Staff Product Cybersecurity Engineer - Vehicle Security

Description

The Role

GM's Product Cybersecurity Team safeguards the security and integrity of our vehicle platforms, embedded systems, and connected services across the entire product lifecycle. Our mission is to proactively defend GM products against evolving cyber threats by engineering cybersecurity into every phase - from concept and architecture through development, validation, production, and in-field operation. We seek product cybersecurity professionals with advanced expertise in secure system design, embedded and automotive security, and risk-based threat analysis, capable of driving security-by-design principles, ensuring compliance with global regulations and standards, and strengthening the resilience of GM's vehicles and mobility ecosystems.

The Staff Product Cybersecurity Engineer defines and leads cybersecurity strategy for new technologies, highly complex features, and major improvements across current and future vehicle platforms. This role provides technical leadership to execution teams for the development, integration, and validation of cybersecurity controls, ensuring alignment with GM's enterprise security architecture and standards.

This is a high-impact, hands-on technical leadership role responsible for defining secure system architectures spanning vehicle ECUs, high-performance compute platforms, ADAS system, charging infrastructure, PKI ecosystems, and external partner interfaces.

What You'll Do

Cybersecurity Architecture Ownership

• Define cybersecurity goals, concepts, and technical roadmaps for:
  
  
  • ADAS perception, cameras, radar, lidar, and compute domains.
  • On-board chargers, EVSE, and GM Energy products.
• Architect secure end-to-end systems spanning:
  
  
  • Linux-based ECUs (Yocto / AGL / Android Automotive OS).
  • Vehicle networks (CAN, Ethernet, diagnostics).
  • Define charging interfaces and backend ecosystems.
• Drive secure partitioning, privilege separation, process isolation, and access control models across high-performance compute and embedded platforms.

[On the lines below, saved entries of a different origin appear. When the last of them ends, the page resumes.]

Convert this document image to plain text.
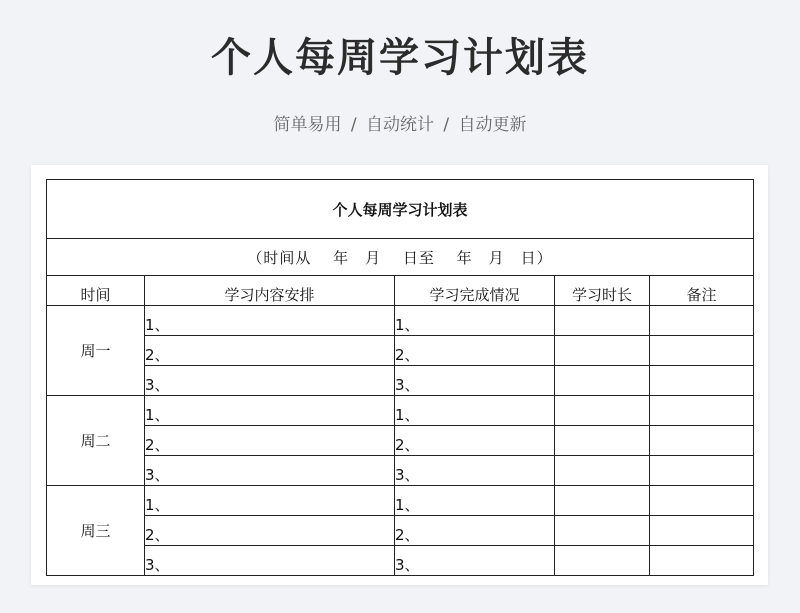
个人每周学习计划表
简单易用 / 自动统计 / 自动更新
个人每周学习计划表				
（时间从　 年　月　 日至　 年　月　日）				
时间	学习内容安排	学习完成情况	学习时长	备注
周一	1、	1、		
	2、	2、		
	3、	3、		
周二	1、	1、		
	2、	2、		
	3、	3、		
周三	1、	1、		
	2、	2、		
	3、	3、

• Define and enforce cybersecurity requirements for:
  
  
  • ADAS ECUs, sensors, compute platforms.
  • Charging ECUs and Certificate Lifecycle Management (CLM).
  • Plug & Charge (ISO 15118) implementations.
• Lead secure implementation guidance for:
  

• ISO 15118-2 / ISO 15118-20 (certificate handling, TLS, contract management).
• Secure vehicle communications (TLS, mutual TLS).
• Ensure regulatory compliance and alignment with ISO/SAE 21434 and UNECE R155 / R156.

• Lead TARA, threat modeling, and security architecture reviews for:
  
  
  • ADAS compute and autonomy features.
  • Charging use cases (Plug & Charge, smart charging, bi-directional charging).
  • Vehicle-to-cloud and vehicle-to-charger ecosystems.
• Evaluate risks across:
  
  
  • In-vehicle networks
  • Edge devices
  • PKI infrastructure
  • Backend APIs and third-party integrations
• Provide risk-based design recommendations balancing security, safety, and
  
  product constraints.

• Define PKI architectures supporting Plug & Charge and charging ecosystems.
• Specify certificate lifecycle management, key provisioning, secure storage (HSM /
• secure elements).
• Drive secure TLS/mTLS implementations across vehicle, charger, and cloud
  
  domains.
• Oversee cryptographic controls for:
  
  
  • Contract certificates
  • Backend trust chains
  • ECU authentication mechanisms

• Design and maintain SELinux security policies for Linux-based ECUs.
• Harden OS configurations:
  
  
  • Kernel security configuration
  • System sandboxing
• Secure boot and chain-of-trust.
• Review containerization, virtualization, and hypervisor security strategies for ADAS compute platforms.

• Partner with system architects, software teams, validation, and cloud engineering.
• Review supplier security concepts and evidence packages.
• Provide clear technical guidance and design feedback.
• Translate complex risks into actionable engineering requirements.

• Support vulnerability assessments and coordinated disclosure.
• Participate in root-cause analysis and mitigation strategy definition.
• Contribute to long-term product cybersecurity strategy for ADAS and GM Energy.

• Bachelor's degree in Computer Engineering, Electrical Engineering, Computer Science, or related field.
• 7+ years of experience in automotive or embedded cybersecurity .
• Experience with ADAS / autonomy platforms .
• Strong knowledge of:
  
  
  • ISO/SAE 21434
  • UNECE R155 / R156
  • Automotive E/E architectures
• Hands-on experience with:
  
  
  • Secure communications ( TLS, mTLS, SecOC ).
  • PKI, digital certificates, and key management.
  • CAN, UDS, Ethernet , or automotive diagnostics.
• Experience securing embedded Linux platforms ( SELinux, Yocto, OS hardening ).
• Proficient in at least one of the following programming languages:
• C, C++, Python, Go , or Java .
• Experience with:
  
  
  • HSMs and secure elements.
  • Secure boot and hardware root of trust.
• Strong system-level thinking and ability to drive secure architecture decisions.